Evening, August 28, edited from Spurgeon’s Morning and Evening

“Shout for joy, O barren one” — Isaiah 54:1

Though we have brought forth some fruit to Christ, and have a joyful hope that we are “the shoot which Your right hand has planted,” yet there are times when we feel very barren. Prayer is lifeless, love is cold, faith is weak, each virtue in the garden of our heart languishes and droops. We are like flowers in the hot sun, requiring a refreshing shower. In such a condition what are we to do? The text is addressed to us in just such a state. “Sing, O barren, break forth into joyful shouting and cry aloud.” But what can I sing about? I cannot talk about the present, and even the past looks full of barrenness. Ah! I can sing of Jesus Christ. I can talk of visits which the Redeemer has in times past paid to me; or if not of these, I can magnify the great love in which he loved his people when he came from the heights of heaven for their redemption. I will go to the cross again. Come, my soul, heavy laden that you once were, you did lose your burden there. Go to Calvary again. Perhaps that very cross which gave you life may give you fruitfulness. What is my barrenness? It is the platform for his fruit-creating power. What is my desolation? It is the black setting for the sapphire of his everlasting love. I will go in poverty, I will go in helplessness, I will go in all my shame and backsliding, I will tell him that I am still his child, and in confidence in his faithful heart, even I, the barren one, will sing and shout for joy.

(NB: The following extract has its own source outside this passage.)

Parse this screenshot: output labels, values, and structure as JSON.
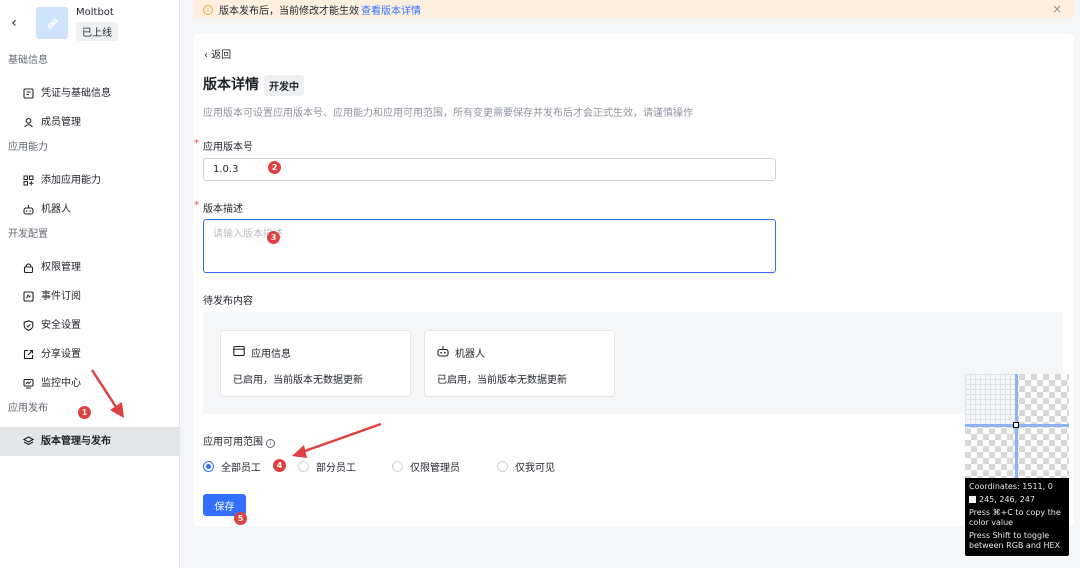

Sing, believer, for it will cheer your own heart, and the hearts of other desolate ones. Sing on, for now that you are really humbled of being barren, you will be fruitful soon; now that God makes you unwilling to be without fruit he will soon cover you with clusters of it. The experience of our barrenness is painful, but the Lord’s visitations are delightful. A sense of our own poverty drives us to Christ, and that is where we need to be, for in him is our fruit found.